Jako, że Georga gonił czas i wizja niezałapania się na wolne miejsca w pociągu późną godziną w sobotę, zadecydował, że opuści targi wcześniej. Ja zostawałem do niedzieli rana u Krzycha. Dosłownie 5min po wyjściu Georga, na scenie pojawił się w końcu Mariusz!
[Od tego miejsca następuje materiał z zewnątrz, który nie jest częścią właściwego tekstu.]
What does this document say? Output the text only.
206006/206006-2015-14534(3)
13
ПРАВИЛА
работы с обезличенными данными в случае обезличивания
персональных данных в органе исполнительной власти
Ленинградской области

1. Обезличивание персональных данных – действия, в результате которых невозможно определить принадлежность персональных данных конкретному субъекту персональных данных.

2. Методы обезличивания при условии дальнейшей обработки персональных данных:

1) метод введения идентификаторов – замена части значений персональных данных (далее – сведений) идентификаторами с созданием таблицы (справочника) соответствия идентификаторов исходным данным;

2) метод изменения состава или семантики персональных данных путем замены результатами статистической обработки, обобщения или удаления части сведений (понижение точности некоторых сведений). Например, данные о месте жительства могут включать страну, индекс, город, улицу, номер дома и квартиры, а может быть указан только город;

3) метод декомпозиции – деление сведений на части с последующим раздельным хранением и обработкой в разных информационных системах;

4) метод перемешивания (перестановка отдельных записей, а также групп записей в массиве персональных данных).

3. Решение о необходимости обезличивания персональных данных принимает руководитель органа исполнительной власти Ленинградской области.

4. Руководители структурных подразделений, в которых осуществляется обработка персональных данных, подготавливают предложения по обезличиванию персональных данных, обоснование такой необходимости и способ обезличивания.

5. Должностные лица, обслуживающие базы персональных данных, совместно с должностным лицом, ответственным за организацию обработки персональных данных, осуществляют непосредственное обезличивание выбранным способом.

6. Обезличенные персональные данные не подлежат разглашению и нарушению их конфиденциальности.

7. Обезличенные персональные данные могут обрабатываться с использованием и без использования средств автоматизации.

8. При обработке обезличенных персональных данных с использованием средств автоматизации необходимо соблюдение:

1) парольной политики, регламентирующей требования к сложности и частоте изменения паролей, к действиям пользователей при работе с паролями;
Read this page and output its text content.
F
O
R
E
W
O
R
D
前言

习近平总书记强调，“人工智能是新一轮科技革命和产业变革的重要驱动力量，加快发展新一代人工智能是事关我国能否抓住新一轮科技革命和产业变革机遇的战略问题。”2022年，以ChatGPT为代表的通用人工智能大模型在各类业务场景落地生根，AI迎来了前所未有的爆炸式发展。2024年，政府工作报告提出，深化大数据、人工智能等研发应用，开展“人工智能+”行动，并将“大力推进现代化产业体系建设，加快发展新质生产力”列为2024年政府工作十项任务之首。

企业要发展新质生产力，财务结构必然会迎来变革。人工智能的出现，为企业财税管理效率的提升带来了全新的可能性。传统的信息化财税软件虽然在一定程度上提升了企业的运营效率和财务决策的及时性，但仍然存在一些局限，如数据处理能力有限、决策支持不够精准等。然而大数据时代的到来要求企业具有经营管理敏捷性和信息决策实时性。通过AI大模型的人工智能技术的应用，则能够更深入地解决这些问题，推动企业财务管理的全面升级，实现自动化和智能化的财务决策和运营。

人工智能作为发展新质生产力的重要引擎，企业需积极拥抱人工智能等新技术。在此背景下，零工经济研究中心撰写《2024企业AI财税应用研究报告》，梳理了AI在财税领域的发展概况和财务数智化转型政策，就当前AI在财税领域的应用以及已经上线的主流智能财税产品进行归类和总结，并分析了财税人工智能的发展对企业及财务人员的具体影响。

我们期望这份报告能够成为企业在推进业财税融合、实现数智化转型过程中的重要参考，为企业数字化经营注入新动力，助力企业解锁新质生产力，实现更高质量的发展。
Ciężko nie mieć wrażenia, że jest to niezwykle dobrze przygotowany do startu zawodnik- to wie chyba już każdy i chyba każdy też tego od Mariana już oczekuje, do tego nas przyzwyczaił
Wspominał zresztą o lekkiej presji i stresie, że właśnie sporo z nas ma duże oczekiwania, co do jego występu i miejsca. Tzn, że wie, lub też życzy mu jak najlepiej. No, ale faktycznie, może to lekko zdeprymować
Nie będę ukrywał, że sam przeżywałem ten start już kilka dni wcześniej- bardzo cenię sobie osobę Mariusza i nie, nie tylko dlatego, że pomaga mi w diecie i robieniu formy, choć oczywiście też! Przede wszystkim czuję się zaszczycony, że dane mi jest być świadkiem narodzin i prymu (tak, nie boję się użyć tego słowa) wielkiej kulturystycznej osobowości. Nie mówiłbym tego o kimś niepoważnym, kto zrobi formę raz czy dwa, wystartuje w zadupiu dolnym z nadzieją opanowania instagramu i zrobieniu fejmu na tym, jakim on nie jest ajefbibi pro
Tu mamy do czynienia z człowiekiem, który umie wyciągać wnioski, nie boi się robić zmian i naprawdę ciężko zaperdalać, przywiązując wagę do najmniejszego szczegółu! To jest to o czym wielokrotnie u Dava mówił Luki- jak się w to bawić, to robić to jak profesjonalista! A nie, że raz napierasz, napierasz, napierasz, a zaraz odpuszczasz, bo imprezka jedna czy druga, bo rączka i nóżka boli, etc. Parafrazuję, wiecie co mam na myśli. Oczekujesz rezultatów, miejsc w zawodach, tytułu mistrza? Zachowuj się kurva jak przyszły mistrz! Bądź ambasadorem tego sportu, bądź przykładem, a nie pajacuj! Oto właśnie definicja Mariusza Żaby- godnie, bez nadmiernego szumu, z wrodzoną skromnością, umiejętnością walki ze słabościami, radzeniem sobie z presją, ciężkim treningiem i rygorem dietetycznym. A jednocześnie z pewnością siebie, determinacją i pełnym oddaniem (w granicach rozsądku, choć ma obok siebie kochające osoby- Basię). Co ja mogę Wam tu więcej pisać- nie jestem sędzią ani żadnym znawcą. Zresztą, sędziowie zasądzili- ja jestem dumny, Marian zadowolony- wszystko się dodaje
Wybrałem kilka najlepszych wg mnie zdjęć, patrzcie:
Oczywiście mógłbym tu wkleić ze 100 zdjęć z Marianem, ale nie w tym rzecz- zresztą on sam wrzuci/wrzucił za pewne to, co będzie uważał za słuszne u siebie w temacie
Ode mnie- ogromne gratulacje i podziękowania za świetne show, za inspirację i motywację do działania, do bycia lepszym i do robienia postępów. Bo te, ostatnimi czasy Mariusz zrobił olbrzymie! Gratulacje i wyrazy uznania należą się również Adamowi Sukerowi- trenerowi
Nie sposób nie wspomnieć o Tomku Marcu, zwycięzcy open z klasyka- no świetna sylwetka...
Na koniec- wspólne fotki
Podarowałem też Marianowi koszulkę, taką jak mam sam, wiecie- is numero uno
O ile u mnie to lekka pozerka i na jaja, tak u niego szczera prawda i wg mnie spokojnie może ją nosić, bo zasługuje na znaczenie tej frazy
PS: Jutro opiszę Wam, co było po targach, a także trening u Krzycha oraz drogę powrotną!